I’m trying to optimize some GPU code. The nvcc compiler reports 36 bytes of constant memory usage. Now I know that (please correct me if I’m wrong) the latency when accessing constant is very much about the same with the latency of global memory (roughly 400-600 cycles), the only difference between constant memory and global memory is that there is some constant cache.
I use in my a kernel a TILE_DIM constant (which has the value 16). During the code I also need the value of TILE_DIM-1 (which I calculate in the code). Unfortunately the compiler also puts this value in constant memory (probably because the value is the same for all threads). This fact increases the number of 32b reads from about 150 to 550 (gld32 reported by the Visual Profiler).
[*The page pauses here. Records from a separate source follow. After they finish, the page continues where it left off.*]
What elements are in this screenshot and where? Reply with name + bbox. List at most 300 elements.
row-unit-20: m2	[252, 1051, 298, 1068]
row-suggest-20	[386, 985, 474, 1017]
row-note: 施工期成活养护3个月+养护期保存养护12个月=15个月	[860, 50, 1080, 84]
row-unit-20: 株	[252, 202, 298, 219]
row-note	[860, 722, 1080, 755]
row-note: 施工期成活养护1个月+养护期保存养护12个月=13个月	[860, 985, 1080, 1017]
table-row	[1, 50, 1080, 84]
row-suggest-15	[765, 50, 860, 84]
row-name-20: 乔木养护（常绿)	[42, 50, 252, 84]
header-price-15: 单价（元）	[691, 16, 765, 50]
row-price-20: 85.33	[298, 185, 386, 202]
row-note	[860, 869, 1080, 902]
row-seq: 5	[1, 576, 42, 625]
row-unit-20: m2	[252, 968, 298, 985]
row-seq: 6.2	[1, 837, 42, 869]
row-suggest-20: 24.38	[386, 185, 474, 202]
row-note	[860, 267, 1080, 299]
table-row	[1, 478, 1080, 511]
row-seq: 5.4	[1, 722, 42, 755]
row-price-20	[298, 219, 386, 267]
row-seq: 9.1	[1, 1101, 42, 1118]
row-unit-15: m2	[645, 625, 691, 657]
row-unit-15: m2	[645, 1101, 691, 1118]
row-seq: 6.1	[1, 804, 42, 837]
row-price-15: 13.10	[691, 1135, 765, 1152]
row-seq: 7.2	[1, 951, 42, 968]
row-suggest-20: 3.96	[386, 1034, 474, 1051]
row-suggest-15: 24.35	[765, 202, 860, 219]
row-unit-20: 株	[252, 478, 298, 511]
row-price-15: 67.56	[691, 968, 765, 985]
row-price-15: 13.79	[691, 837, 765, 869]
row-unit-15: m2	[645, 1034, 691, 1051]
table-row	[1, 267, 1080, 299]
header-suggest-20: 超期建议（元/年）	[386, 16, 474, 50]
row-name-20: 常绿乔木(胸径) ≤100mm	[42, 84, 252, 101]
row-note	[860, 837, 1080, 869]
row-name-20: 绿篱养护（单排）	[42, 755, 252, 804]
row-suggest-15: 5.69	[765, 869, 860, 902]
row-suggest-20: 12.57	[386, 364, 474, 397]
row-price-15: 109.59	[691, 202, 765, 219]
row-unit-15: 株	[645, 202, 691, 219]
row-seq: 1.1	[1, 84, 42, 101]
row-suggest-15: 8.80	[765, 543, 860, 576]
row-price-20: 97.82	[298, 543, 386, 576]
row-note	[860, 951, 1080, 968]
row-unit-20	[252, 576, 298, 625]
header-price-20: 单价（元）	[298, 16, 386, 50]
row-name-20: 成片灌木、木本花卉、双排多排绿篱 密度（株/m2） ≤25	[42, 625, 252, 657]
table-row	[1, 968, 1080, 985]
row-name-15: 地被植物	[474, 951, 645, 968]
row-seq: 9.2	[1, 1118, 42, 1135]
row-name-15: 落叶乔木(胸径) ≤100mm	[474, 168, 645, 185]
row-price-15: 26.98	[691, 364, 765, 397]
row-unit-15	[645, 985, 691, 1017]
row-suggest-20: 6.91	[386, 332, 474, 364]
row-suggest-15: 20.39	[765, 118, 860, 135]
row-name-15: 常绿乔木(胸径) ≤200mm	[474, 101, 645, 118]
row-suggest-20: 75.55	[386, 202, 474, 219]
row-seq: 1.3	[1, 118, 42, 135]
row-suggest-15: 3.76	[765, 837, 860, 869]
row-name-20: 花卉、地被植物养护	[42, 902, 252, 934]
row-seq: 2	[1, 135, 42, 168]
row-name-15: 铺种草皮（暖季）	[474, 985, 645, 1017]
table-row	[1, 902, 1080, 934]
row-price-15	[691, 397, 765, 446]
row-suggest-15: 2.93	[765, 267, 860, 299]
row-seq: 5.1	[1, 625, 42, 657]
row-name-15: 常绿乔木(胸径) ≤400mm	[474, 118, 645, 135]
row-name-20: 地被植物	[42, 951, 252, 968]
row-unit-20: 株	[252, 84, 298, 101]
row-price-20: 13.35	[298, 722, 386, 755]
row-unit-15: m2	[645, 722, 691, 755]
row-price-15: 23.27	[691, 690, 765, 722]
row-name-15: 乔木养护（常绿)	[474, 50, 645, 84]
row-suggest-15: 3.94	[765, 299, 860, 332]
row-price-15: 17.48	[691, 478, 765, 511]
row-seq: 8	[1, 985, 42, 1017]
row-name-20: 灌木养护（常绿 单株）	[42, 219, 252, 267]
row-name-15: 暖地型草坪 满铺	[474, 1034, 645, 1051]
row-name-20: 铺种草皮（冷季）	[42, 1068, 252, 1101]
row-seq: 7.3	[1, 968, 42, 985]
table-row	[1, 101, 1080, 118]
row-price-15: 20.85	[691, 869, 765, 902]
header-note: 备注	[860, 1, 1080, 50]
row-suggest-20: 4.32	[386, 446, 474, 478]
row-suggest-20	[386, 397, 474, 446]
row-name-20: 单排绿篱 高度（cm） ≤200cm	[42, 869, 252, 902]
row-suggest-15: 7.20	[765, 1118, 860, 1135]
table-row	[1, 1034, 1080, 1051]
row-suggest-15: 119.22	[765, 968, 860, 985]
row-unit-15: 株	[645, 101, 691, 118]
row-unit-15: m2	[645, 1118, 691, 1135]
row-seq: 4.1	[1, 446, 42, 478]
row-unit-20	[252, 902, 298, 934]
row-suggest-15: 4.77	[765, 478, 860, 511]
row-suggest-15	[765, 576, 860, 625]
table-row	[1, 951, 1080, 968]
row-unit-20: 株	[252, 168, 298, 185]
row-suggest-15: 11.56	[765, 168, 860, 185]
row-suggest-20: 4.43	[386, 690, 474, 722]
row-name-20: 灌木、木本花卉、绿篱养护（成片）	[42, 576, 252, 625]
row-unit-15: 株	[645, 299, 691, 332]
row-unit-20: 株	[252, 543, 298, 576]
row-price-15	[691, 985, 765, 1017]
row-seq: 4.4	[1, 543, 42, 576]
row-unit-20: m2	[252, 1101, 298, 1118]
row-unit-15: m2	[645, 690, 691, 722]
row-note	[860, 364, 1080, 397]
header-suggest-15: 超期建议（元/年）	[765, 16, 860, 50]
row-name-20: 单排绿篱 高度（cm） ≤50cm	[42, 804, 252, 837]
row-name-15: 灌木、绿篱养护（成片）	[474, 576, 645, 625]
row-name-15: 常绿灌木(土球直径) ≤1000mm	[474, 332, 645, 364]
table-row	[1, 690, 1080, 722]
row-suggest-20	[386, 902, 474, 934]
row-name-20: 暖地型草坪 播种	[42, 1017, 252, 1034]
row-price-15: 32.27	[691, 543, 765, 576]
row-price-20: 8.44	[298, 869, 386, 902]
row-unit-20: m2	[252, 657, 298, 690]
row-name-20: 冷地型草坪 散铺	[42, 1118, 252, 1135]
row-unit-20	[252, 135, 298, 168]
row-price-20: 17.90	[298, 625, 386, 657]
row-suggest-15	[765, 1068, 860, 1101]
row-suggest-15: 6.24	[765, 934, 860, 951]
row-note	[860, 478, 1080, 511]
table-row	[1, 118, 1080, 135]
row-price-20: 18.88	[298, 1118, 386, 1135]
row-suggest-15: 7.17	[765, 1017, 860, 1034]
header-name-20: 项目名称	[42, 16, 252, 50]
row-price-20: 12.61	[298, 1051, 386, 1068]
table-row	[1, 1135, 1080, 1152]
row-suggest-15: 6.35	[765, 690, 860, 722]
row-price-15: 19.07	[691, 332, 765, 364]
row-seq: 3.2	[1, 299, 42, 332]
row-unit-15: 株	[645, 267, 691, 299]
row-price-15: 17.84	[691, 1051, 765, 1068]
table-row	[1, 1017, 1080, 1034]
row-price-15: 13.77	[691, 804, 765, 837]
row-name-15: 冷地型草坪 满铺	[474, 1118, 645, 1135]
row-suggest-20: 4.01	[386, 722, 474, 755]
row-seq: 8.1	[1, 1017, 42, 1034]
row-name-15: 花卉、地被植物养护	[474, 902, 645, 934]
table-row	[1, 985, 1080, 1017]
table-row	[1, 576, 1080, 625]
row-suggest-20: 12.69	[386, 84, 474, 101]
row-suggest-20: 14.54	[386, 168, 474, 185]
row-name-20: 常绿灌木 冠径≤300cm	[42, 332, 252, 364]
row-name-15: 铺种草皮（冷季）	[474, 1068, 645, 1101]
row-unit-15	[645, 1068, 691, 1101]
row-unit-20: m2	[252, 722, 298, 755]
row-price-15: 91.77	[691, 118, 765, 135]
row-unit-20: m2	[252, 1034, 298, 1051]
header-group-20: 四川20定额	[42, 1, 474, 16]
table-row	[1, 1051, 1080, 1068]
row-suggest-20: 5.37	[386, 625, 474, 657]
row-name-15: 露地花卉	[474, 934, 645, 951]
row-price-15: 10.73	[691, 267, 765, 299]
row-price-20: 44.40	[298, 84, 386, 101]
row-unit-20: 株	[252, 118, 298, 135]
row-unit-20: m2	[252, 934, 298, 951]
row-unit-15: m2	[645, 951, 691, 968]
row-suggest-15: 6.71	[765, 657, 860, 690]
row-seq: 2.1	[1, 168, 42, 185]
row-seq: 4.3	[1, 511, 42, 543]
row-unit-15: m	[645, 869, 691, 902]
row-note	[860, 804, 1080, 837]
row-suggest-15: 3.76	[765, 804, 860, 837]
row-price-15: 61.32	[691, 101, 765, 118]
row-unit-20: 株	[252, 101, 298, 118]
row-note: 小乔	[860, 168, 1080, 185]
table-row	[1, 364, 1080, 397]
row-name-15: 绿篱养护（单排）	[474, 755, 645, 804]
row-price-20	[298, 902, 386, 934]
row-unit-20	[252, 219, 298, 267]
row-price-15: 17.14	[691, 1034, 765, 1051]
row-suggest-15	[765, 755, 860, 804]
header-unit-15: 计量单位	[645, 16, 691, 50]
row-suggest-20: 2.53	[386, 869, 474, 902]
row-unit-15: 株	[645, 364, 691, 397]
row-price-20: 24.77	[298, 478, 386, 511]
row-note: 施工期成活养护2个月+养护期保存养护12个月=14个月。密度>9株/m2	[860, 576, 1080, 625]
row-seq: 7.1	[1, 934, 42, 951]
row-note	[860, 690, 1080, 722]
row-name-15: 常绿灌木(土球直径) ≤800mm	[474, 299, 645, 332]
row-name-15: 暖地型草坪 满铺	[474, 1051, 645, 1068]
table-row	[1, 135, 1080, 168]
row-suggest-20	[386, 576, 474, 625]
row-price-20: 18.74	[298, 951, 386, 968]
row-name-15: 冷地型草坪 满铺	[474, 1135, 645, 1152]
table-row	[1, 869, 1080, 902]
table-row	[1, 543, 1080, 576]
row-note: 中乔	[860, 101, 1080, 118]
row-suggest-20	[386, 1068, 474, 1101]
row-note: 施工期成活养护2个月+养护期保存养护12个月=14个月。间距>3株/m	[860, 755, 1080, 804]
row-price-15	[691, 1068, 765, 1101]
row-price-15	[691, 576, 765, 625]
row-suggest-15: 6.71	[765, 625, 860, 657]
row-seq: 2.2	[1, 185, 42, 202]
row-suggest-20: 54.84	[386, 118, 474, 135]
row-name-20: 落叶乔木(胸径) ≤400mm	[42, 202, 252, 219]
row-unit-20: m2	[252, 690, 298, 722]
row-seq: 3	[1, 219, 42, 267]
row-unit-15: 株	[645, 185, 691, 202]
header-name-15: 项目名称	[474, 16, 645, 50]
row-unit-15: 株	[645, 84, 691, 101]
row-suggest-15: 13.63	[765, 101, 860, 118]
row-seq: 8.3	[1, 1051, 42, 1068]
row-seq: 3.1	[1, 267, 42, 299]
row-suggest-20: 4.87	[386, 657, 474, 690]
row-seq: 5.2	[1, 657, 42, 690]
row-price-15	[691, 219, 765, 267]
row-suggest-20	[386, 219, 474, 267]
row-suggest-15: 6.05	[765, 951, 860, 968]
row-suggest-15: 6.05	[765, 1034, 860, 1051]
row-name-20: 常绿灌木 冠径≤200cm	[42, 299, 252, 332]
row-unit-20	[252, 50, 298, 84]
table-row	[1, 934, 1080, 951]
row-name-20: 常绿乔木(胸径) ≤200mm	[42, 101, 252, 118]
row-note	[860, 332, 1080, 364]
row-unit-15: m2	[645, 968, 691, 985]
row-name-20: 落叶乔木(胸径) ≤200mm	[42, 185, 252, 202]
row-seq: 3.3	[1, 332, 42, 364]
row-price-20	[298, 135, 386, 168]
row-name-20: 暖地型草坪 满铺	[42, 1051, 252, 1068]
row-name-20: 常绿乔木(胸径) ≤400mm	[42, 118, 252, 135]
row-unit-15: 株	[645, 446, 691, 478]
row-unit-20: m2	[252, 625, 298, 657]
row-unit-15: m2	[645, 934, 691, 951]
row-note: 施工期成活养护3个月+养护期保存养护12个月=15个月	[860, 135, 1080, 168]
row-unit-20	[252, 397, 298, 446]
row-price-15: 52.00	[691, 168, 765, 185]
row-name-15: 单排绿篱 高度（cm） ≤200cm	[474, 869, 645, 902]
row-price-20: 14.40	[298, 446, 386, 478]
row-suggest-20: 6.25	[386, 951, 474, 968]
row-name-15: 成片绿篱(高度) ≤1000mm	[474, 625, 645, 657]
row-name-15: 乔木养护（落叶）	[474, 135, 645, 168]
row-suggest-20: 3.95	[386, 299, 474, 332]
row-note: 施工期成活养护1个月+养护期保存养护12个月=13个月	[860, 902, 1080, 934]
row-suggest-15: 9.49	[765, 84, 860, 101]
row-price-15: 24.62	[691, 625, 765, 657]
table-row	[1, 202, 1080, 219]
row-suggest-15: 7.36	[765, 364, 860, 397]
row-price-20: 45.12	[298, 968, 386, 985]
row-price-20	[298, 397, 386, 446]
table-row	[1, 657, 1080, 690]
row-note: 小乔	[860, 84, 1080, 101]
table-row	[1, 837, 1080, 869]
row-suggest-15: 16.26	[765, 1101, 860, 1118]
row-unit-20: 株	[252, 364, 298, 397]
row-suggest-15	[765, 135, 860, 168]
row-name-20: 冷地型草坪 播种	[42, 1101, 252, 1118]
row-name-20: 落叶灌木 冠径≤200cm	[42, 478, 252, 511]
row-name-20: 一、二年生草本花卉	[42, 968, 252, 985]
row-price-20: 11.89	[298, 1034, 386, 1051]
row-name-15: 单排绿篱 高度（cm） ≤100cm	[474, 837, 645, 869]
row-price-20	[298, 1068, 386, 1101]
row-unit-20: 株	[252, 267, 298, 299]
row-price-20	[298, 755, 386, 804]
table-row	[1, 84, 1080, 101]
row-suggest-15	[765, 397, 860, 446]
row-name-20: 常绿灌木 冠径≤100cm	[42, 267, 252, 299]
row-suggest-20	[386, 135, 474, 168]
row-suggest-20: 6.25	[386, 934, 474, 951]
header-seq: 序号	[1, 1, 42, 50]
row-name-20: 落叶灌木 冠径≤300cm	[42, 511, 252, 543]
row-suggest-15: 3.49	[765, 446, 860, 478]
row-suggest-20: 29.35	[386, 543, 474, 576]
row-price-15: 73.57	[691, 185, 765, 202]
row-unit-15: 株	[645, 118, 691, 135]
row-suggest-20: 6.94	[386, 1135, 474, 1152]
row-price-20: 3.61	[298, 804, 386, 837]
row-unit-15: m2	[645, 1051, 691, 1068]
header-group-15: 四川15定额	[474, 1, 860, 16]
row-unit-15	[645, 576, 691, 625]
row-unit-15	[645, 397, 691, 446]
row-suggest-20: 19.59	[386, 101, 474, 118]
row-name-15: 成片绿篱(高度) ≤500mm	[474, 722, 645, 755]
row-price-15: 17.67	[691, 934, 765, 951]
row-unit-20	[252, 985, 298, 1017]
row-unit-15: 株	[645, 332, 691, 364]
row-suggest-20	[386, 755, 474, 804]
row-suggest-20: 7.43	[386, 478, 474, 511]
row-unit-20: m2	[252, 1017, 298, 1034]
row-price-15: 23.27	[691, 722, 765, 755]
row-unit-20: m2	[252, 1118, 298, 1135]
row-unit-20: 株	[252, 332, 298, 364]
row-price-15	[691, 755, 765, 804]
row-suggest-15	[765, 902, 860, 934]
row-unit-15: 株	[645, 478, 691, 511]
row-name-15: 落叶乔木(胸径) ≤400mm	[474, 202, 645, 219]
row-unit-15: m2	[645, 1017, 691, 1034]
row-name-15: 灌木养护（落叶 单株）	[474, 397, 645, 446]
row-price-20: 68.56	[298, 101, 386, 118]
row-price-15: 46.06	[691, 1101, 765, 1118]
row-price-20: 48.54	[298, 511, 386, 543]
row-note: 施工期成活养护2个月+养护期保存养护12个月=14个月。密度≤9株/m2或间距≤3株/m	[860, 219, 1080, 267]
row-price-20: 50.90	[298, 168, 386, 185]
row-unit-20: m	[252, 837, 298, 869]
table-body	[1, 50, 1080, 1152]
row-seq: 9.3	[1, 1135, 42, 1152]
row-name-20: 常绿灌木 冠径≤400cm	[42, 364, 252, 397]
I think (know) that the kernel would run faster if the value of TILE_DIM-1 would be stored in a register after being calculated from the constant TILE_DIM (I have register space left so the increase in register usage doesn’t influence the occupancy).
I’m pretty sure that the kernel would run faster because my application is bandwidth limited and not compute limited.
I’m using Visual Studio 2005, I’ve seen that in the build rule I can chose between four optimization options, but all four of them yield the same result. Further, I can’t really understand/modify the ptx code so as to control the constant memory usage…
Does anyone have an idea?
Thanks really much!